On NBC’s “Meet the Press,” Republican Senator Kelly Ayotte from New Hampshire evoked a principle of the doctor's code: The first requirement of any therapy is that you are not allowed to harm the patient. Health politicians should also take this to heart. A notable variant of the motif of politicians as general practitioners and emergency doctors was brought into play by Nancy Pelosi, the former speaker for the House of Representatives, during the same program. “What I love about health care professionals is that they're calm. We must remain calm when we talk about the health of our country.” One associates sympathy, affection and quality of care with doctors. Mrs. Pelosi appears to identify more with the administrators of the hospitals and health insurance companies — it doesn’t scare her to become known as a career politician.

Does she not offer this advice, not to talk in fury, a bit too calmly?
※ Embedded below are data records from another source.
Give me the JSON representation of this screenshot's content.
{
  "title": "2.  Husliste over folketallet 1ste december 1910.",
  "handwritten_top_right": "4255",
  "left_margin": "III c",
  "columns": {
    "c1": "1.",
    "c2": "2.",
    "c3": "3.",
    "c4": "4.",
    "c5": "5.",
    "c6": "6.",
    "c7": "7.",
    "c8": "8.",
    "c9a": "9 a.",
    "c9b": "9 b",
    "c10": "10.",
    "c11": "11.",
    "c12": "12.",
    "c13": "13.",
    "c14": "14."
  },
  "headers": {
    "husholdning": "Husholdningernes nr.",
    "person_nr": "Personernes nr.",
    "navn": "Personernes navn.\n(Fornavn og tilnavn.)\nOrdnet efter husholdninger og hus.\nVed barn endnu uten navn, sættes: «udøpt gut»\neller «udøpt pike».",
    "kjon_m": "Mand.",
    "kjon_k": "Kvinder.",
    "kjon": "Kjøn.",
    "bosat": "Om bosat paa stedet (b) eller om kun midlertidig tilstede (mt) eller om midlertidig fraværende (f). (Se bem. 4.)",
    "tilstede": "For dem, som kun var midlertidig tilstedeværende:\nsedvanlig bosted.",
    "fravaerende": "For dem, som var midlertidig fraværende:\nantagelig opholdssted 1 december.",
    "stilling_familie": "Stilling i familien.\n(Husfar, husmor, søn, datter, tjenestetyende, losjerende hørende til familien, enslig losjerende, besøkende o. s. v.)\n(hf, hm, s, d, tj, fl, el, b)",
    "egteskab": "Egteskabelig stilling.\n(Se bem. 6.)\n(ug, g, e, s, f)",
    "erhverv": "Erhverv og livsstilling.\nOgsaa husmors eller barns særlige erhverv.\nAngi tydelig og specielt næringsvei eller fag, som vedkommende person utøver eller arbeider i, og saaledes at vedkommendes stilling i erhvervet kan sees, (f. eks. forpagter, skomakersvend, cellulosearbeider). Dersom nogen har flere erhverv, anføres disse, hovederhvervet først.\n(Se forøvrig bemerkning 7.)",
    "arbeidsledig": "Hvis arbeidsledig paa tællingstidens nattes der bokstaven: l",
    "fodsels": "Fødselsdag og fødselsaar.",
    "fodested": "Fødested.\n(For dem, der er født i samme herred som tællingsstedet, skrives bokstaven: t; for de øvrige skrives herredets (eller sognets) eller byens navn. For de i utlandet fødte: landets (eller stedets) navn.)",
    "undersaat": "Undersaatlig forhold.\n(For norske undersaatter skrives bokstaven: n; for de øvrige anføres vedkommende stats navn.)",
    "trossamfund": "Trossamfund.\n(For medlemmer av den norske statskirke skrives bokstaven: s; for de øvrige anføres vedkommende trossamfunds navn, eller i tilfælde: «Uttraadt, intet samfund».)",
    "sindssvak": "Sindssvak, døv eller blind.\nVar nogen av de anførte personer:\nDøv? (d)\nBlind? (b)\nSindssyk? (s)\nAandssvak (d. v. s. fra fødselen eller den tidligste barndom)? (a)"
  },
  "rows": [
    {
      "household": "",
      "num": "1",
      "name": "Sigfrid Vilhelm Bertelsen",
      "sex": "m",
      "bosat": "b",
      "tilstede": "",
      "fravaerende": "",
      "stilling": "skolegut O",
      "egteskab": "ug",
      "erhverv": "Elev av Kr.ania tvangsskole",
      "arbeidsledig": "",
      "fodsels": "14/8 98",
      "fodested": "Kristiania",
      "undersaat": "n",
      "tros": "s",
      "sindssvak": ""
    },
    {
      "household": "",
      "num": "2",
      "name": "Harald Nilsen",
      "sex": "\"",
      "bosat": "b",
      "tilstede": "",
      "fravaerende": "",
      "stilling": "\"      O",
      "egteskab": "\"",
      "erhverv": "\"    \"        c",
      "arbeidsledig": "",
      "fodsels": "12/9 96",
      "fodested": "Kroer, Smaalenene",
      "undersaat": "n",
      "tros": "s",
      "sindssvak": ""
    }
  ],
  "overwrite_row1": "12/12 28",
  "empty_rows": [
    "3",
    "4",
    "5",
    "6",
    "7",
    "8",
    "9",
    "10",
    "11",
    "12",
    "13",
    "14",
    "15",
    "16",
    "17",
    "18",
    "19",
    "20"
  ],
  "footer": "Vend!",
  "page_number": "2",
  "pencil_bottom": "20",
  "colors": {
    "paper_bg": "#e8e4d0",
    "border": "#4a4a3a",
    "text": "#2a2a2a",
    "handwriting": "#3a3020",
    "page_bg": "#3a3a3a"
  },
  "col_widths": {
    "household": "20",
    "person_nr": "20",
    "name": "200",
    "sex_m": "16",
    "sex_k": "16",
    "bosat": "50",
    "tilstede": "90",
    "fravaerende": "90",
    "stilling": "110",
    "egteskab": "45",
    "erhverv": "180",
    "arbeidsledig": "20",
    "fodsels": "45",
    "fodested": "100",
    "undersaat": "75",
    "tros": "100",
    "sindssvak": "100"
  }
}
The only robust defense of the aims and means of the president this Sunday was offered by Jim Clyburn, the black Congressional member from South Carolina and No. 3 House Democrat. Sarcastically, he said that what is now being presented as the catastrophe of Obamacare is nothing new for his constituents: A pink slip from the insurance company. Every illness, even pregnancy, qualifies as grounds for the termination of the contract. It is precisely this deficiency of private compulsory insurance that the new system shall eradicate.

The other Democratic speakers had nothing more than wishful thinking to offer to the question asked by every news reader: whether the president could win back the lost trust. Clyburn expressed his opinion that the agitation was fictitious with a literary quote: “Paradise lost, paradise regained.” What is lost can, by definition, be found again. The title of both epics by John Milton, more or less, gives a translation of Herbert Wehner’s primal law of democratic politics: “Who goes out must also come back in.” The belly of the people is rumbling. Clyburn expects the resentment to settle itself down again and prescribes the president composure.